CIE-Konvertierung

CIE-Konvertierung: Der Beobachter kann von 2 Grad auf 10 Grad geändert werden. Die Standard-Beleuchtung D50 kann im Drop-down-Menü Beleuchtung geändert werden. Typischerweise werden Druckerprofile für eine Abmusterungs-Lichtart von D50 erstellt.

Resultierende Datei: Die Verwendung der CIE-Konvertierung resultiert in einer Messdatei, die nur Lab-Werte enthält. Spektrale Daten werden mit der eingestellten Beleuchtung und dem gewählten Beobachter nach Lab konvertiert.

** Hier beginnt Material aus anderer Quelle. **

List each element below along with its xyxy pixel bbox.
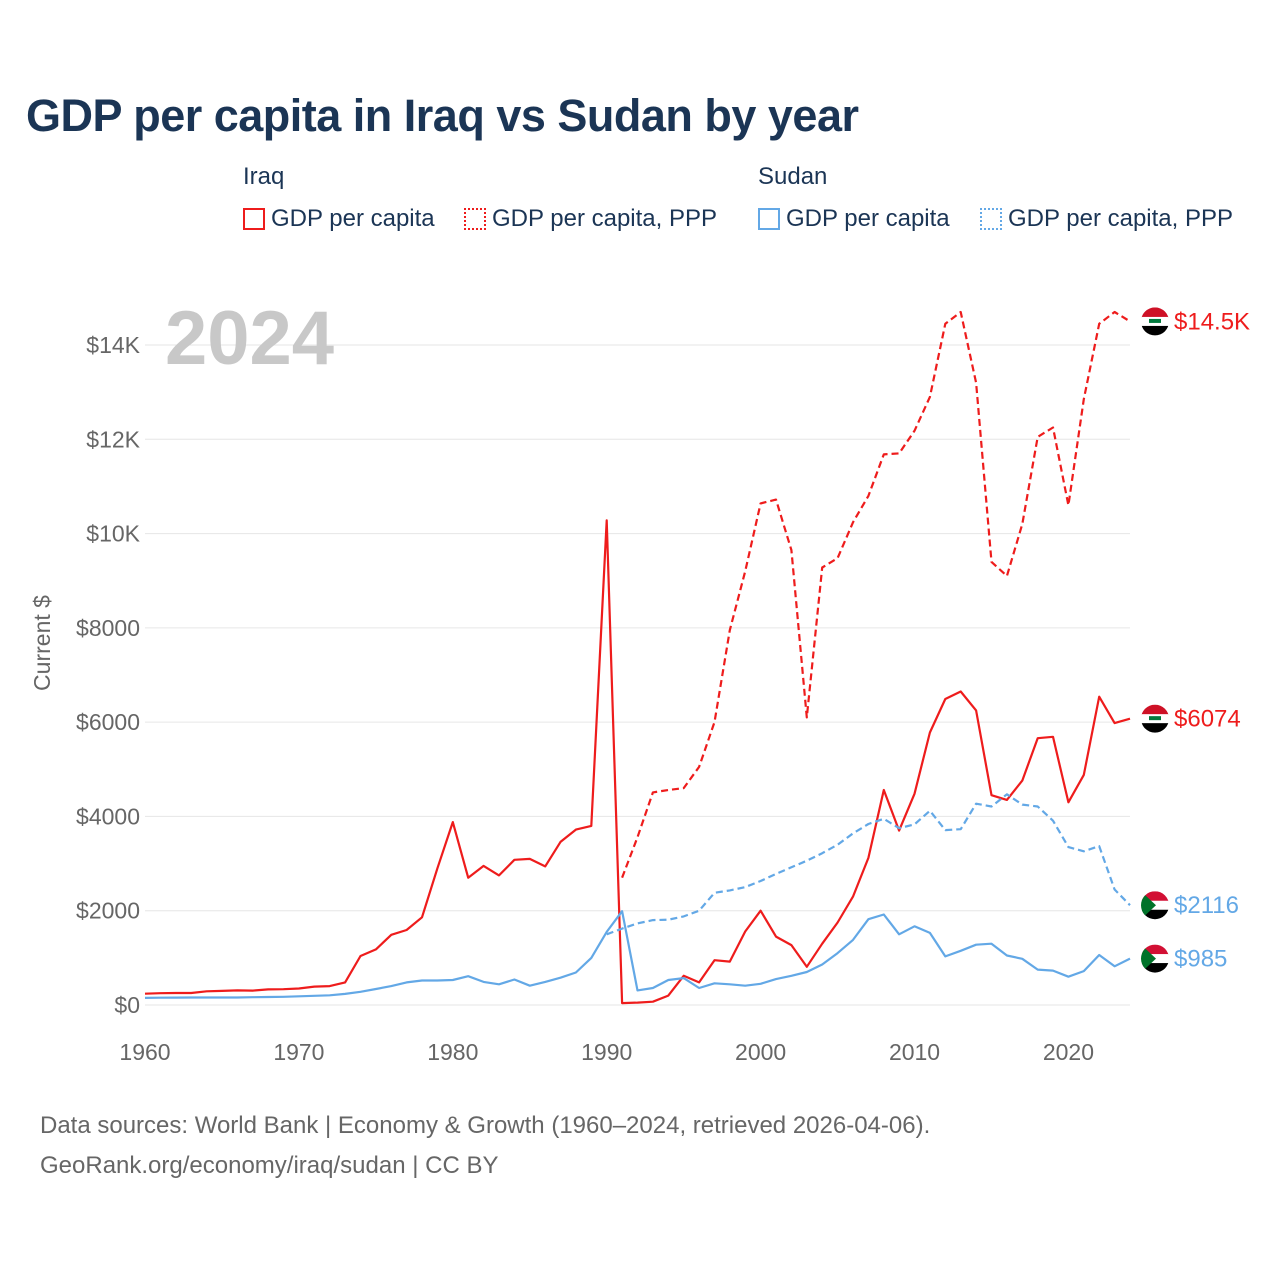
series-line-sudan-gdp-per-capita xyxy=(144,910,1131,999)
sudan-flag-icon xyxy=(1141,944,1169,973)
source-link[interactable]: GeoRank.org/economy/iraq/sudan | CC BY xyxy=(40,1152,499,1179)
data-source-note: Data sources: World Bank | Economy & Gro… xyxy=(40,1106,930,1186)
y-tick-label: $8000 xyxy=(76,615,140,641)
y-tick-label: $6000 xyxy=(76,709,140,735)
legend-group-sudan: Sudan xyxy=(758,163,828,190)
flag-emblem xyxy=(1149,318,1161,323)
legend-swatch-solid xyxy=(758,208,780,230)
flag-stripe xyxy=(1141,944,1169,955)
source-line: Data sources: World Bank | Economy & Gro… xyxy=(40,1112,931,1139)
flag-stripe xyxy=(1141,704,1169,715)
flag-stripes xyxy=(1141,944,1169,973)
flag-stripes xyxy=(1141,704,1169,733)
legend-label: GDP per capita xyxy=(786,205,950,232)
page-title: GDP per capita in Iraq vs Sudan by year xyxy=(26,90,859,141)
legend-label: GDP per capita, PPP xyxy=(1008,205,1233,232)
y-tick-label: $4000 xyxy=(76,803,140,829)
y-tick-label: $0 xyxy=(114,992,140,1018)
x-tick-label: 2010 xyxy=(889,1039,940,1065)
iraq-flag-icon xyxy=(1141,704,1169,733)
x-tick-label: 1990 xyxy=(581,1039,632,1065)
legend-label: GDP per capita xyxy=(271,205,435,232)
legend-swatch-dotted xyxy=(980,208,1002,230)
legend-item-sudan-gdp-ppp[interactable]: GDP per capita, PPP xyxy=(980,205,1233,233)
x-tick-label: 1970 xyxy=(273,1039,324,1065)
iraq-flag-icon xyxy=(1141,307,1169,336)
legend-swatch-solid xyxy=(243,208,265,230)
line-chart: $0 $2000 $4000 $6000 $8000 $10K $12K $14K 1960 19… xyxy=(29,296,1250,1065)
y-tick-label: $10K xyxy=(86,521,140,547)
end-value-label: $2116 xyxy=(1174,892,1239,919)
flag-stripe xyxy=(1141,325,1169,336)
flag-emblem xyxy=(1149,716,1161,721)
flag-stripe xyxy=(1141,909,1169,920)
x-tick-label: 2000 xyxy=(735,1039,786,1065)
legend-group-iraq: Iraq xyxy=(243,163,285,190)
y-tick-label: $2000 xyxy=(76,898,140,924)
end-value-label: $985 xyxy=(1174,946,1227,973)
legend-item-iraq-gdp-ppp[interactable]: GDP per capita, PPP xyxy=(464,205,717,233)
series-line-iraq-gdp-per-capita xyxy=(144,519,1131,1005)
x-tick-label: 1960 xyxy=(119,1039,170,1065)
flag-stripe xyxy=(1141,307,1169,318)
flag-stripes xyxy=(1141,307,1169,336)
flag-stripe xyxy=(1141,723,1169,733)
flag-stripe xyxy=(1141,963,1169,973)
end-value-label: $14.5K xyxy=(1174,308,1250,335)
x-tick-label: 2020 xyxy=(1043,1039,1094,1065)
year-watermark: 2024 xyxy=(165,296,334,381)
series-line-iraq-gdp-per-capita-ppp xyxy=(621,310,1131,879)
legend-item-iraq-gdp[interactable]: GDP per capita xyxy=(243,205,435,233)
legend-label: GDP per capita, PPP xyxy=(492,205,717,232)
legend-item-sudan-gdp[interactable]: GDP per capita xyxy=(758,205,950,233)
flag-triangle xyxy=(1141,944,1156,973)
flag-stripe xyxy=(1141,891,1169,902)
flag-triangle xyxy=(1141,891,1156,920)
series-line-sudan-gdp-per-capita-ppp xyxy=(606,793,1131,936)
y-tick-label: $12K xyxy=(86,426,140,452)
y-axis-label: Current $ xyxy=(29,595,55,691)
flag-stripes xyxy=(1141,891,1169,920)
sudan-flag-icon xyxy=(1141,891,1169,920)
legend-swatch-dotted xyxy=(464,208,486,230)
end-value-label: $6074 xyxy=(1174,706,1241,733)
x-tick-label: 1980 xyxy=(427,1039,478,1065)
y-tick-label: $14K xyxy=(86,332,140,358)
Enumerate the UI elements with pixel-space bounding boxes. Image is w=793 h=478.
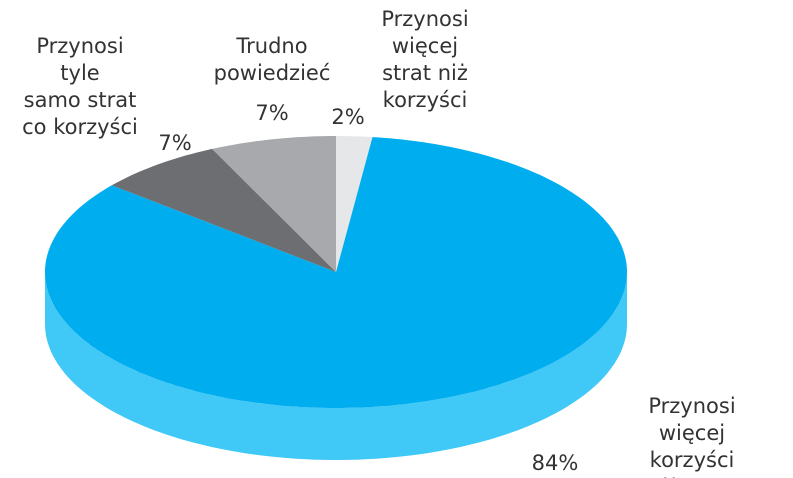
slice-label: Przynosi więcej korzyści niż strat: [648, 394, 736, 478]
slice-label: Przynosi więcej strat niż korzyści: [381, 7, 469, 112]
slice: [212, 136, 336, 272]
value-label: 84%: [531, 451, 579, 475]
slice: [336, 136, 373, 272]
value-label: 2%: [331, 105, 365, 129]
slice-label: Trudno powiedzieć: [213, 34, 331, 85]
slice: [111, 148, 336, 272]
value-label: 7%: [158, 131, 192, 155]
slice: [45, 137, 627, 408]
value-label: 7%: [255, 101, 289, 125]
slice-label: Przynosi tyle samo strat co korzyści: [22, 34, 138, 139]
slice-side: [45, 272, 627, 460]
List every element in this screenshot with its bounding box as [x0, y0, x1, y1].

Anschließend können Sie Profile mit dieser Datei erstellen.

Hinweis: Wenden Sie das CIE-Konvertierung Werkzeug wegen der Lab-Datenkonvertierung als letzten Schritt an.

Das Drop-down-Menü Beleuchtung enthält mehrere Optionen.

Wählen Sie eine der voreingestellten Beleuchtungsarten, Kelvin, XYZ oder Emission. Werte können auch manuell eingetragen werden.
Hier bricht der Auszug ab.